In 1645, the Mughal prince Aurangzeb desecrated the Chintamani Parshvanath temple constructed by Shantidas, after being appointed the Governor of Gujarat. According to the French traveller Jean de Thévenot (1666), Aurangzeb caused a cow to be killed in the temple premises, destroyed the noses of all idols in the temple, and then converted the place into a mosque called Quvvat-ul-Islam ("the Might of Islam"). Shantidas complained to Aurangzeb's father Emperor Shah Jahan. In 1648, the Emperor issued a firman declaring that the building should be handed over to Shantidas, and a wall should be raised between the mihrabs (niches in the mosque walls) and the rest of the original temple building. It also declared that the Muslim fakirs housed in the mosque premises should be removed, and the materials carried away from the temple should be restored.

After becoming the emperor, Aurangzeb acknowledged the influence of Shantidas in the merchant community. In 1657, Shah Jahan's son Murad Baksh had compelled Shantidas to lend him Rupees 550,000. After Shah Jahan's death, Aurangzeb imprisoned Murad. Shantidas managed to secure from the new emperor, a firman ordering the imperial dewan Rahmat Khan to pay him Rupees 100,000 from the royal treasury as part of the loan recovery. Aurangzeb also sent a firman asking him to convey the emperor's goodwill to the merchants and other inhabitants of Ahmedabad.

== Religious and political activities ==

Shantidas was a devout Jain who gave generously to the Gujarati Jain community. He spent a substantial amount of money on conducting the sanghas and protecting Jain temples. He helped the monks in setting up pathshalas (schools). A contemporary Sanskrit language document states that he took great interest in maintaining manuscripts, and encouraged the monks to develop literature.

In 1622, Shantidas started the construction of the Chintamani Parshvanath temple at Saraspur, Ahmedabad. The construction was completed in 1638, and cost Rs. 900,000 (900,000). The temple has been described in the writings of the foreign travellers such as the German adventurer Johan Albrecht de Mandelslo. His philanthropy does not appear to have extended beyond his own Jain community.

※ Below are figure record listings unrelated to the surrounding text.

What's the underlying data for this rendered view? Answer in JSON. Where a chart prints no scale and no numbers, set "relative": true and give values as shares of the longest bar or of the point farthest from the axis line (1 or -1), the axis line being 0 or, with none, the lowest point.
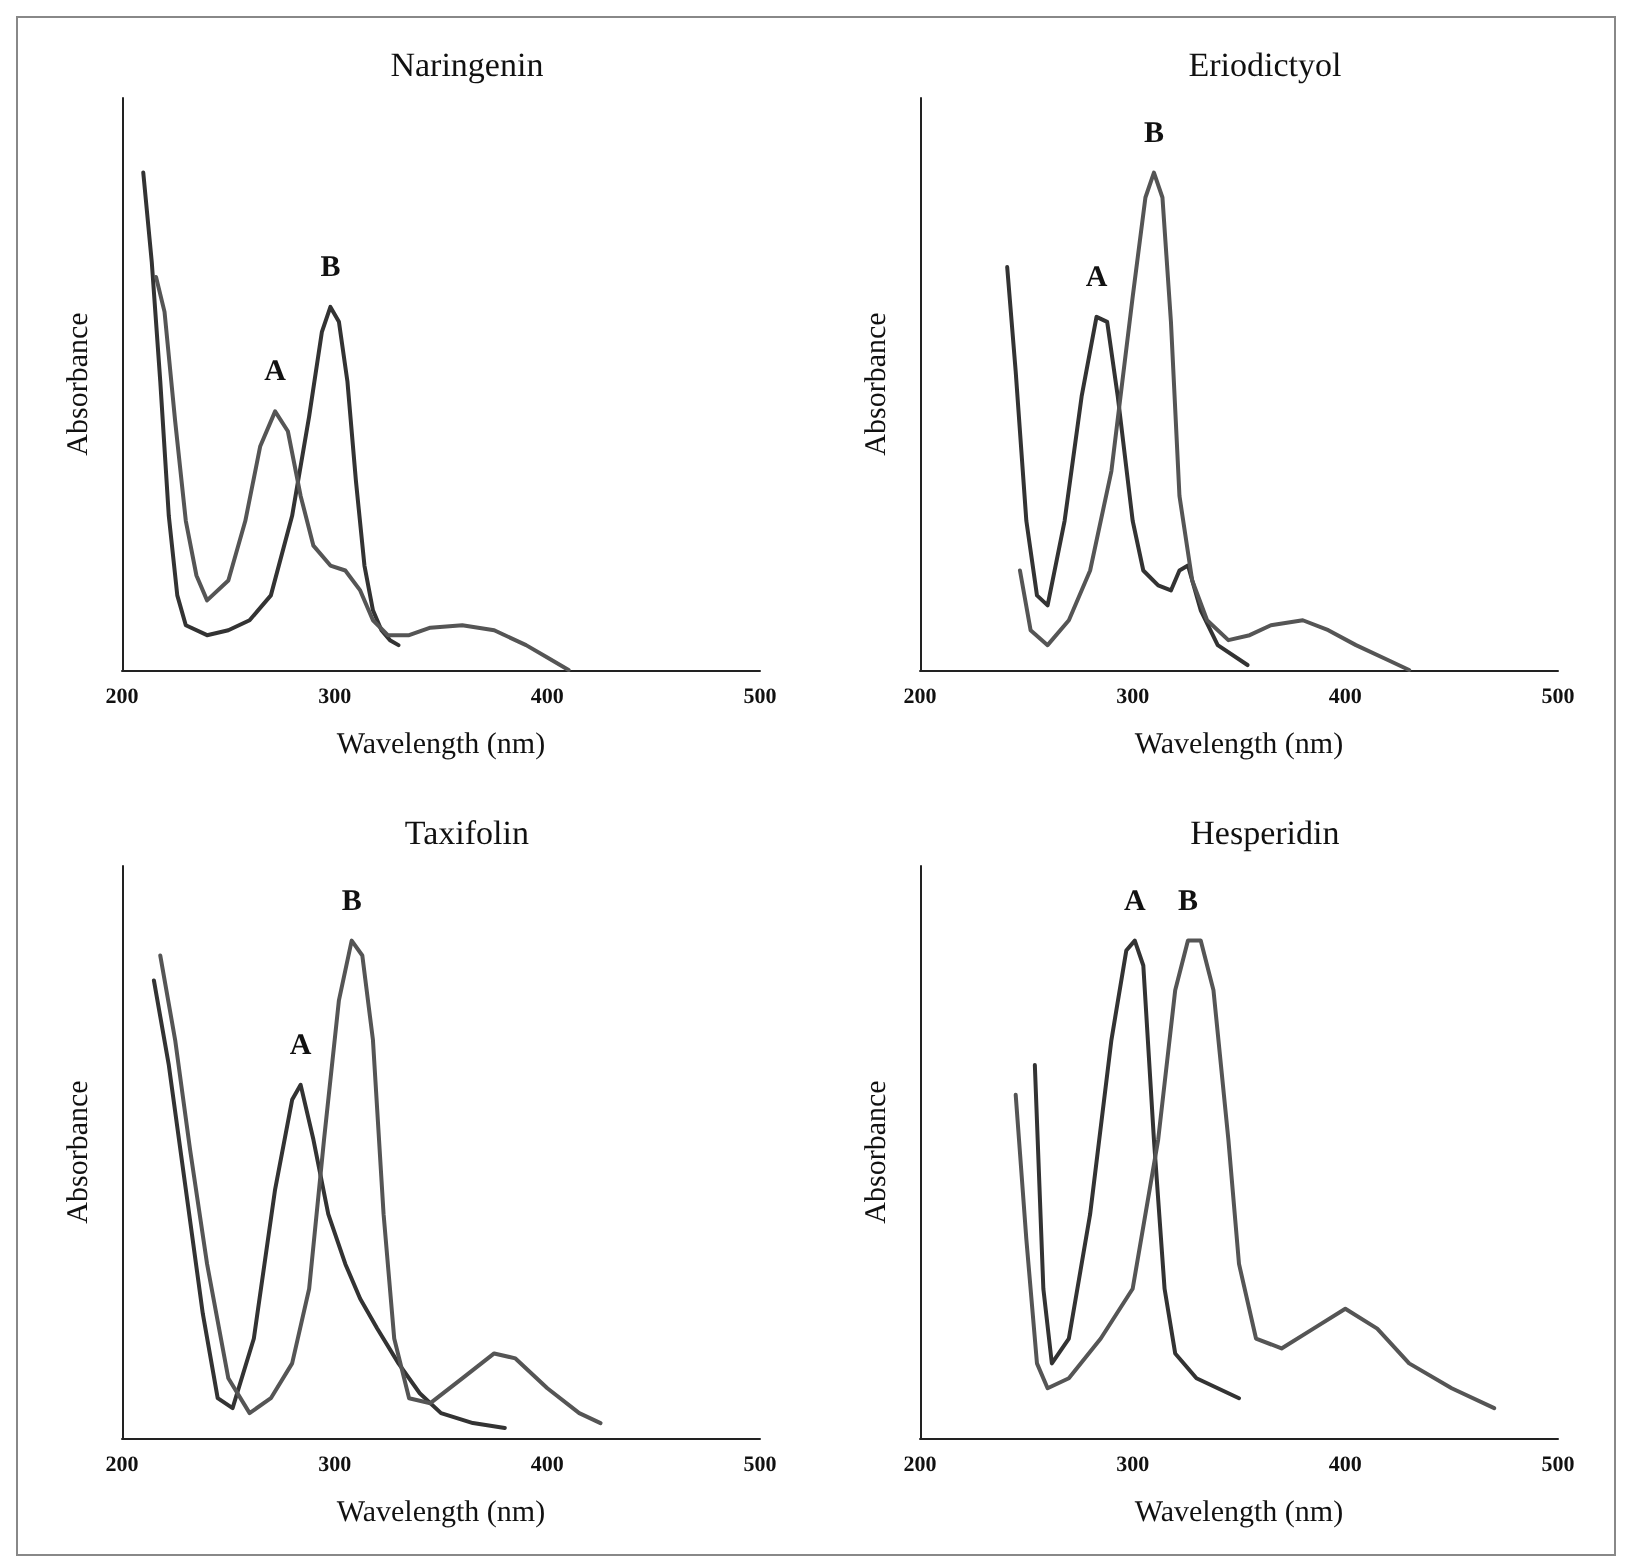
{
  "chart_data": [
    {
      "type": "line",
      "title": "Naringenin",
      "xlabel": "Wavelength (nm)",
      "ylabel": "Absorbance",
      "relative": true,
      "xlim": [
        200,
        500
      ],
      "xticks": [
        200,
        300,
        400,
        500
      ],
      "tick_labels": "x",
      "grid": false,
      "series": [
        {
          "color": "#333333",
          "x": [
            210,
            214,
            218,
            222,
            226,
            230,
            240,
            250,
            260,
            270,
            280,
            288,
            294,
            298,
            302,
            306,
            310,
            314,
            318,
            322,
            326,
            330
          ],
          "values": [
            1,
            0.82,
            0.58,
            0.31,
            0.15,
            0.09,
            0.07,
            0.08,
            0.1,
            0.15,
            0.31,
            0.51,
            0.68,
            0.73,
            0.7,
            0.58,
            0.38,
            0.21,
            0.12,
            0.08,
            0.06,
            0.05
          ]
        },
        {
          "color": "#555555",
          "x": [
            216,
            220,
            225,
            230,
            235,
            240,
            250,
            258,
            265,
            272,
            278,
            284,
            290,
            298,
            305,
            312,
            318,
            325,
            335,
            345,
            360,
            375,
            390,
            400,
            410
          ],
          "values": [
            0.79,
            0.72,
            0.5,
            0.3,
            0.19,
            0.14,
            0.18,
            0.3,
            0.45,
            0.52,
            0.48,
            0.35,
            0.25,
            0.21,
            0.2,
            0.16,
            0.1,
            0.07,
            0.07,
            0.085,
            0.09,
            0.08,
            0.05,
            0.025,
            0
          ]
        }
      ],
      "annotations": [
        {
          "text": "A",
          "x": 272,
          "y": 0.52
        },
        {
          "text": "B",
          "x": 298,
          "y": 0.73
        }
      ]
    },
    {
      "type": "line",
      "title": "Eriodictyol",
      "xlabel": "Wavelength (nm)",
      "ylabel": "Absorbance",
      "relative": true,
      "xlim": [
        200,
        500
      ],
      "xticks": [
        200,
        300,
        400,
        500
      ],
      "tick_labels": "x",
      "grid": false,
      "series": [
        {
          "color": "#333333",
          "x": [
            241,
            245,
            250,
            255,
            260,
            268,
            276,
            283,
            288,
            293,
            300,
            305,
            312,
            318,
            322,
            326,
            332,
            340,
            354
          ],
          "values": [
            0.81,
            0.6,
            0.3,
            0.15,
            0.13,
            0.3,
            0.55,
            0.71,
            0.7,
            0.55,
            0.3,
            0.2,
            0.17,
            0.16,
            0.2,
            0.21,
            0.12,
            0.05,
            0.01
          ]
        },
        {
          "color": "#555555",
          "x": [
            247,
            252,
            260,
            270,
            280,
            290,
            300,
            306,
            310,
            314,
            318,
            322,
            328,
            335,
            345,
            355,
            365,
            380,
            392,
            405,
            420,
            430
          ],
          "values": [
            0.2,
            0.08,
            0.05,
            0.1,
            0.2,
            0.4,
            0.75,
            0.95,
            1,
            0.95,
            0.7,
            0.35,
            0.18,
            0.1,
            0.06,
            0.07,
            0.09,
            0.1,
            0.08,
            0.05,
            0.02,
            0
          ]
        }
      ],
      "annotations": [
        {
          "text": "A",
          "x": 283,
          "y": 0.71
        },
        {
          "text": "B",
          "x": 310,
          "y": 1
        }
      ]
    },
    {
      "type": "line",
      "title": "Taxifolin",
      "xlabel": "Wavelength (nm)",
      "ylabel": "Absorbance",
      "relative": true,
      "xlim": [
        200,
        500
      ],
      "xticks": [
        200,
        300,
        400,
        500
      ],
      "tick_labels": "x",
      "grid": false,
      "series": [
        {
          "color": "#333333",
          "x": [
            215,
            222,
            230,
            238,
            245,
            252,
            262,
            272,
            280,
            284,
            290,
            297,
            305,
            312,
            320,
            330,
            340,
            350,
            365,
            380
          ],
          "values": [
            0.92,
            0.75,
            0.5,
            0.25,
            0.08,
            0.06,
            0.2,
            0.5,
            0.68,
            0.71,
            0.6,
            0.45,
            0.35,
            0.28,
            0.22,
            0.15,
            0.09,
            0.05,
            0.03,
            0.02
          ]
        },
        {
          "color": "#555555",
          "x": [
            218,
            225,
            232,
            240,
            250,
            260,
            270,
            280,
            288,
            295,
            302,
            308,
            313,
            318,
            323,
            328,
            335,
            345,
            360,
            375,
            385,
            400,
            415,
            425
          ],
          "values": [
            0.97,
            0.8,
            0.58,
            0.35,
            0.12,
            0.05,
            0.08,
            0.15,
            0.3,
            0.6,
            0.88,
            1,
            0.97,
            0.8,
            0.45,
            0.2,
            0.08,
            0.07,
            0.12,
            0.17,
            0.16,
            0.1,
            0.05,
            0.03
          ]
        }
      ],
      "annotations": [
        {
          "text": "A",
          "x": 284,
          "y": 0.71
        },
        {
          "text": "B",
          "x": 308,
          "y": 1
        }
      ]
    },
    {
      "type": "line",
      "title": "Hesperidin",
      "xlabel": "Wavelength (nm)",
      "ylabel": "Absorbance",
      "relative": true,
      "xlim": [
        200,
        500
      ],
      "xticks": [
        200,
        300,
        400,
        500
      ],
      "tick_labels": "x",
      "grid": false,
      "series": [
        {
          "color": "#333333",
          "x": [
            254,
            258,
            262,
            270,
            280,
            290,
            297,
            301,
            305,
            310,
            315,
            320,
            330,
            340,
            350
          ],
          "values": [
            0.75,
            0.3,
            0.15,
            0.2,
            0.45,
            0.8,
            0.98,
            1,
            0.95,
            0.6,
            0.3,
            0.17,
            0.12,
            0.1,
            0.08
          ]
        },
        {
          "color": "#555555",
          "x": [
            245,
            250,
            255,
            260,
            270,
            285,
            300,
            312,
            320,
            326,
            332,
            338,
            345,
            350,
            358,
            370,
            385,
            400,
            415,
            430,
            450,
            470
          ],
          "values": [
            0.69,
            0.4,
            0.15,
            0.1,
            0.12,
            0.2,
            0.3,
            0.6,
            0.9,
            1,
            1,
            0.9,
            0.6,
            0.35,
            0.2,
            0.18,
            0.22,
            0.26,
            0.22,
            0.15,
            0.1,
            0.06
          ]
        }
      ],
      "annotations": [
        {
          "text": "A",
          "x": 301,
          "y": 1
        },
        {
          "text": "B",
          "x": 326,
          "y": 1
        }
      ]
    }
  ]
}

Shantidas also participated in the contemporary religious politics. At that time, there were several Jain factions (gacchas) within the Śvetāmbara Jain sect, and Shantidas belonged to the Sagar gaccha. Muktisagar, a monk of the Sagar gaccha was a close friend of Shantidas, and in 1625, he had installed an idol in the Chintamani Parshawanath temple constructed by him. Shantidas wanted to see Muktisagar become an acharya (the highest leader of a Jain order), but the request was declined by Vijayadeva Suri, a senior acharya belonging to the Tapa gaccha. Shantidas sought the help of Shrimalla, a merchant from Cambay, who had played an important role in Vijayadeva's promotion to the acharya post in 1601. With his influence, Muktisagar was appointed as an acharya in 1630, under the name "Rajsagar". Later, Shantidas planned a shastrartha (religious debate) between Vijayadeva Suri and Muktisagar (Rajsagar Suri) in Jalore. His intention was to raise the prestige of his faction (and perhaps, to increase his own influence), but Muktisagar lost courage and backed out of the debate before it began.

Shantidas also led a boycott against the Lonka gaccha, which criticised idol worship (something that Shantidas's own gachha accepted). In September 1644, he exerted his influence to enforcing a ban against the Lonkas, with respect to inter-marrying and inter-dining. The Lonkas of Ahmedabad complained to the emperor Shah Jahan, but the emperor refused to intervene in the matter.

As the Subahdar (Governor) of Gujarat, Shah Jahan's son Murad Baksh granted the village of Palitana to Shantidas Jhaveri in 1656. Palitana later emerged as a major pilgrimage centre for the Jains.

== Legacy ==

Khushalchand (1680–1748), the grandson of Shantidas, was also a prominent merchant, and paid ransom to the Marathas to save Ahmedabad from plunder. Khushalchand's son Vakhatchand (1740–1814) was also a noted businessman. The Lalbhai family of modern India, which owns the Arvind Mills, traces its ancestry to Shantidas through Lalbhai Dalpatbhai, the great-great-great-grandson of Khushalchand.